The World Bank says 60 per cent of Haiti’s 11.1m population lives below the poverty line on less than $2.41 per day. The currency, the gourde, depreciated 30 per cent in 2019, inflation is nearly 20 per cent and the economy is stagnant. “We’re seeing dramatic levels of hunger,” Mr Vallas said. “Almost 4m people don’t have enough to eat and of those, about 1m are facing severe hunger and need urgent humanitarian assistance.”

For the Petro-Challengers, these are the consequences of years of mismanagement and corruption. They want Mr Moïse to quit and state officials to be brought to trial.

“He should resign. He has so clearly been involved in corruption,” said Emmanuela Douyon, an activist and head of Policité, a new Haitian think-tank. “We’ve had presidents before him.
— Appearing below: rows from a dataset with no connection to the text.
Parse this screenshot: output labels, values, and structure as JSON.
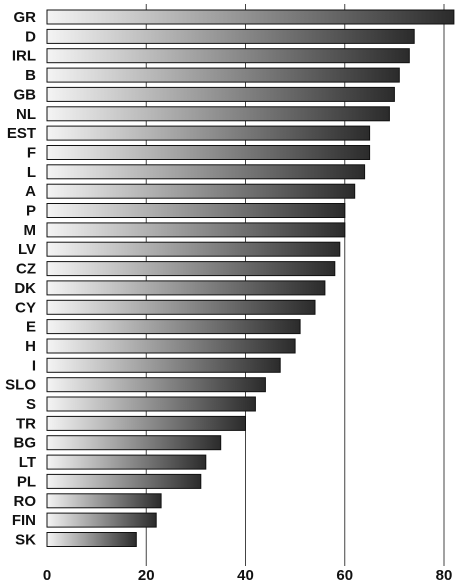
{
  "chart_data": {
    "type": "bar",
    "orientation": "horizontal",
    "categories": [
      "GR",
      "D",
      "IRL",
      "B",
      "GB",
      "NL",
      "EST",
      "F",
      "L",
      "A",
      "P",
      "M",
      "LV",
      "CZ",
      "DK",
      "CY",
      "E",
      "H",
      "I",
      "SLO",
      "S",
      "TR",
      "BG",
      "LT",
      "PL",
      "RO",
      "FIN",
      "SK"
    ],
    "values": [
      82,
      74,
      73,
      71,
      70,
      69,
      65,
      65,
      64,
      62,
      60,
      60,
      59,
      58,
      56,
      54,
      51,
      50,
      47,
      44,
      42,
      40,
      35,
      32,
      31,
      23,
      22,
      18
    ],
    "xlim": [
      0,
      80
    ],
    "xticks": [
      0,
      20,
      40,
      60,
      80
    ],
    "xtick_labels": [
      "0",
      "20",
      "40",
      "60",
      "80"
    ],
    "grid": "vertical gridlines at 20, 40, 60, 80",
    "bar_fill": "horizontal gradient, light grey to dark grey",
    "colors": {
      "bar_light": "#f4f4f4",
      "bar_dark": "#2b2b2b",
      "bar_outline": "#111111",
      "grid": "#444444"
    }
  }
}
We’ll have presidents after him. He won’t be missed.”

For many ordinary Haitians, constitutional reform seems a world away from their day-to-day reality of crime, poverty, blackouts and water shortages.

“It’s all just talk,” said Jaqueline Joseph, a 32-year-old mother, as she sold second-hand clothes from a pavement in Port-au-Prince. “I have no faith in politicians any more. The only thing they’re interested in is themselves.”